Stardog Academy Training FAQ:

High Availability

What is the benefit of using a Stardog cluster?

A cluster will provide high availability. In the event that a node goes down, the other servers will pick up the slack.

How many nodes are required for a Stardog cluster?

At least 3 are needed. If more than 3 nodes are used, then odd numbers are recommended for the best fault tolerance.

Can I connect directly to a single node and run queries against the cluster?

Yes, the node will respond as expected and any writes will be propagated to the rest of the cluster as needed.

Will the cluster be more performant than a standalone node?

Reads will be more performant while writes will be less. The goal of the cluster is high availability and performance must be balanced with cluster size.

What happens if the coordinator of the cluster goes down?

The remaining cluster nodes will elect a new coordinator and the old coordinator will need to sync to join the cluster.

What happens if a node goes out of sync from the cluster?

The node will be expelled from the cluster and sync up before asking to rejoin the cluster.

The bulk of my data is loaded into a database at startup and the majority of requests are read queries, how should I optimize my deployment?

Each Stardog node in the cluster can mount a volume created from the snapshot, bulk load the data at startup, and since any node can independently respond to a read request the load balancer can distribute requests round-robin. Joining nodes aren’t blocked by read requests so nodes will generally be able to join on their first attempt. Refer to Stardog Docs for more information.

My data is written to Stardog throughout the day in frequent transactions but not at night, how should I optimize my deployment?

If it’s important to your use case that a joining node not block writes, you can configure Stardog to never forcibly obtain the join lock. A real consideration is weighing the risk of losing a node: E.g., are you operating your cluster in an unreliable environment? How many nodes can you afford to lose and for how long? If you deploy a three-node cluster but it’s too risky to operate your production cluster with only two nodes for HA, then it may make sense to deploy a larger cluster so you can afford to lose more nodes during write-heavy times and wait for nodes to rejoin once writes subside. Refer to the Stardog Blog Post - Tuning Cluster for Cloud for more information.

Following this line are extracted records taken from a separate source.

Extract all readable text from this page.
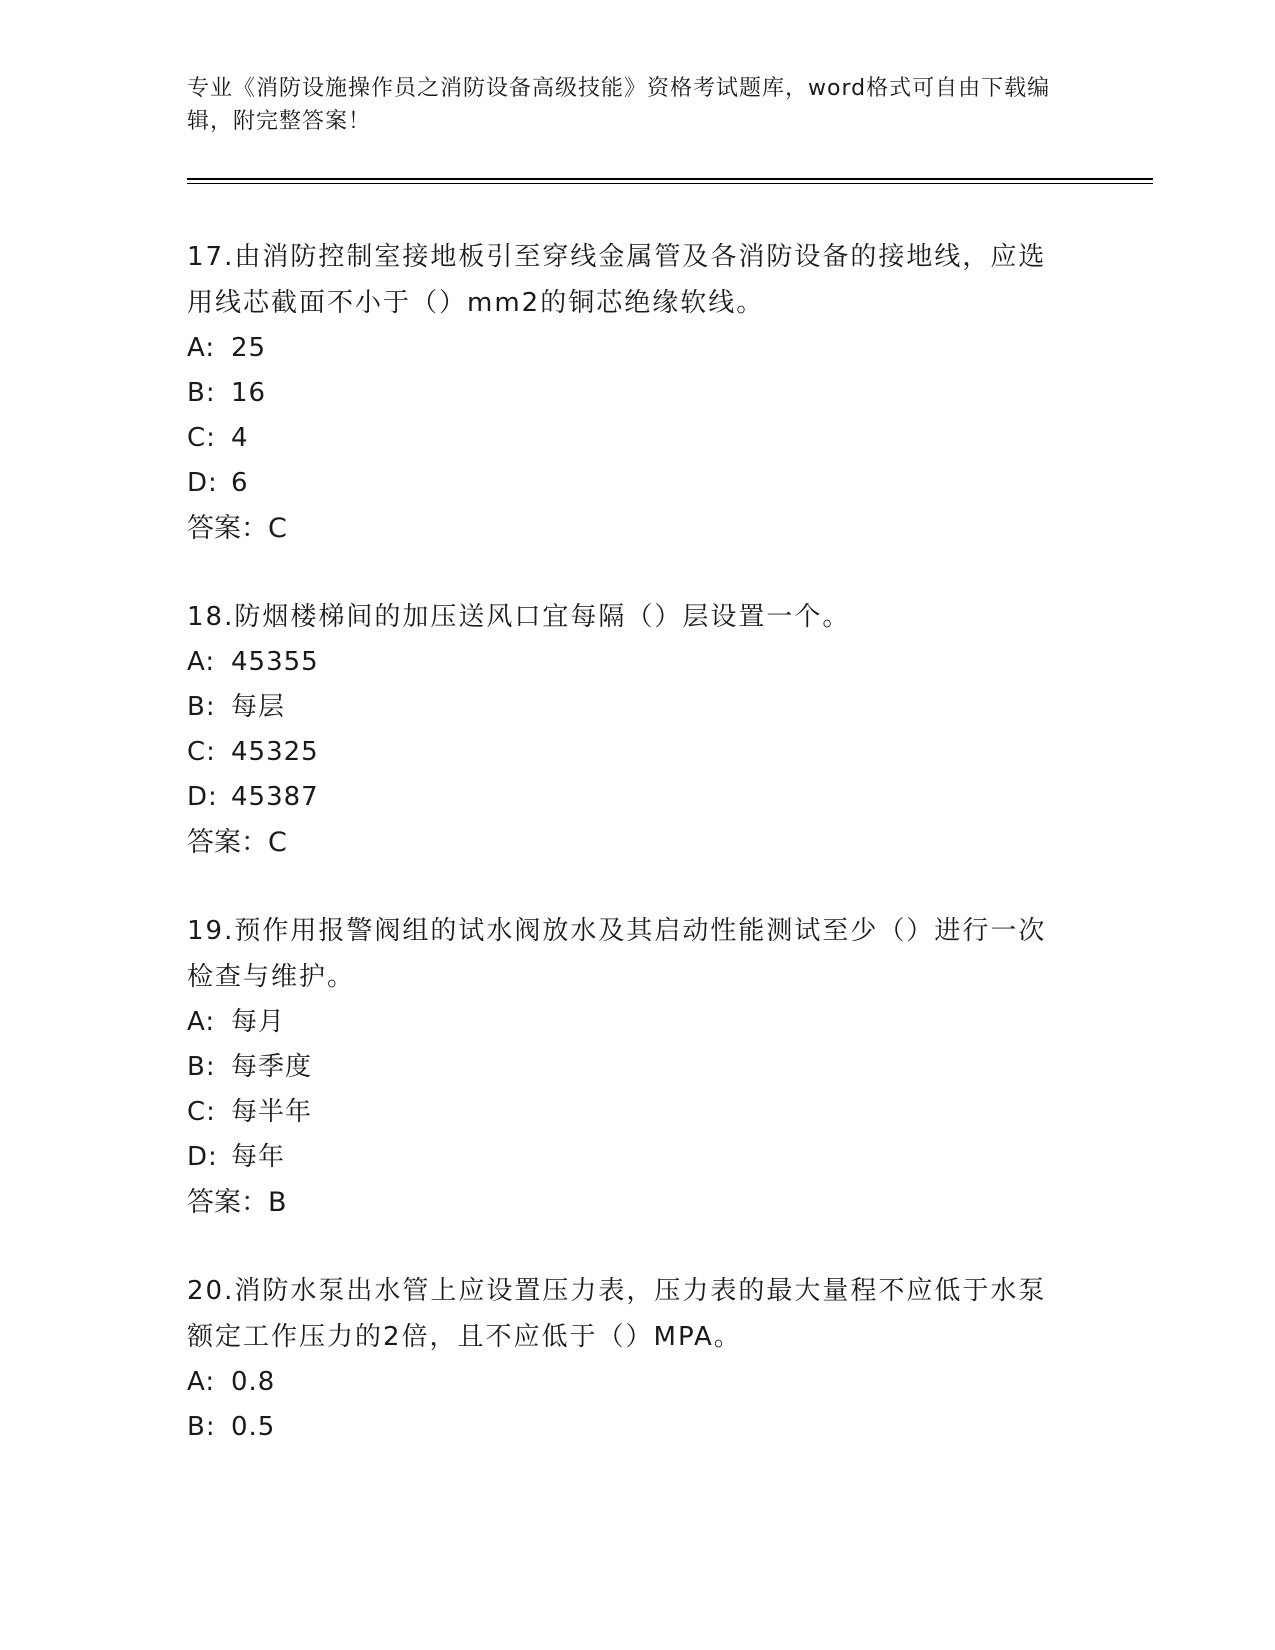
专业《消防设施操作员之消防设备高级技能》资格考试题库，word格式可自由下载编辑，附完整答案！
17.由消防控制室接地板引至穿线金属管及各消防设备的接地线，应选用线芯截面不小于（）mm2的铜芯绝缘软线。
A: 25
B: 16
C: 4
D: 6
答案：C
18.防烟楼梯间的加压送风口宜每隔（）层设置一个。
A: 45355
B: 每层
C: 45325
D: 45387
答案：C
19.预作用报警阀组的试水阀放水及其启动性能测试至少（）进行一次检查与维护。
A: 每月
B: 每季度
C: 每半年
D: 每年
答案：B
20.消防水泵出水管上应设置压力表，压力表的最大量程不应低于水泵额定工作压力的2倍，且不应低于（）MPA。
A: 0.8
B: 0.5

My cluster rarely experiences quiet time with respect to writes and I want nodes to rejoin as quickly as possible, how can I achieve this?

You can configure a joining node to obtain the lock on the second attempt. In this case, the joining node will block the writes; but, since the node will sync without the lock on the first attempt, it will be able to mostly catch up to the other nodes in the cluster. On the second attempt, it will forcibly obtain the lock and sync any transactions it missed in that short window and join, only blocking writes for a short time.

Finally, if your workload consists of a lot of small transactions and higher throughput (in terms of writes per second) is more important than transaction latency, consider batching your smaller transactions into fewer larger transactions. Larger transactions will reduce the cluster overhead required to commit the data on all of the nodes.